Our modules are dockerized and this makes deployment very easy. The containers to deploy are:
- Backend web servers
- Workers
- Frontends (to serve it through a NGinx server)
This is scalable: we can add more backend servers and configure the load balancers to use them. And adding new workers is very straightforward. In practice, we use several queues and we adapt the capacity (i.e. nb of workers) to each queue depending on the type of tasks it processes. These containers require access to:
- A PostGreSQL database for models.
- One or several data-warehouses (AWS Redshift or a PostGreSQL).
- A Redis (for queuing and cache engine).
- A MongoDB (for queuing).
- A file storage system (we use AWS S3 but it's also compatible with a local storage).
Mostly, we deploy on our multi-tenant AWS architecture. We have developed a small Slack bot to trigger a deployment on AWS. The bot also handles some other features (rollback, get status...).
We also deploy on our local machines for development (in this case, we also have Docker containers providing all the required services such as the PostGreSQL db, Redis, MongoDB...).

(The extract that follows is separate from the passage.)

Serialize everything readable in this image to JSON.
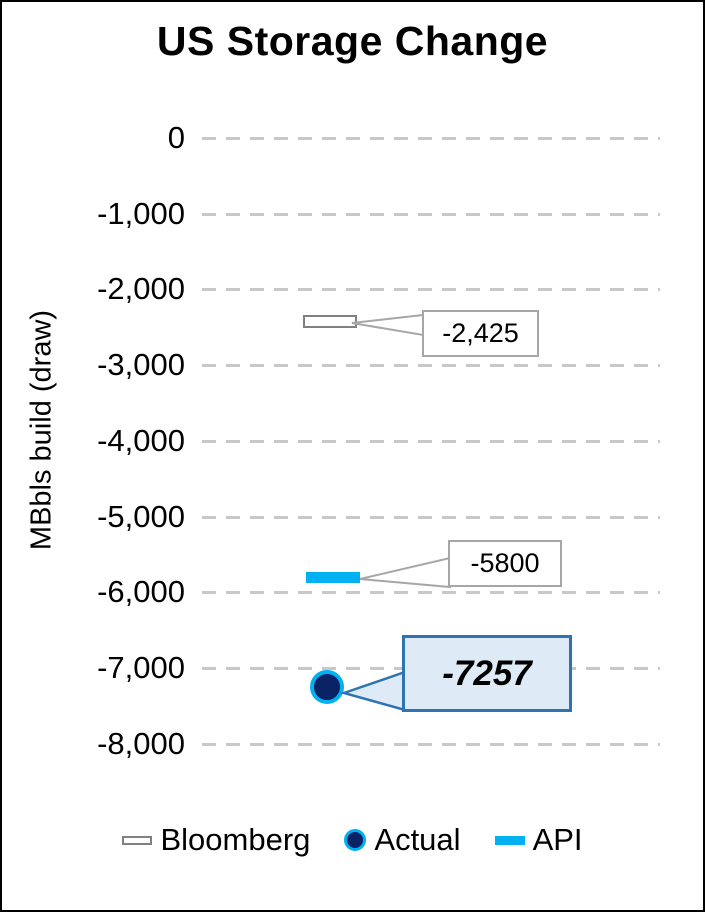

Our containers are orchestrated with simple docker-compose files. We had a period running Kubernetes. It went well (it's very easy to setup). But it failed one day in prod and it took us several hours to understand the issue and fix it. This day, we realized being an expert in Kubernetes require time/resource that we don't have. So we went back to a simpler solution which is perfectly fine for our needs.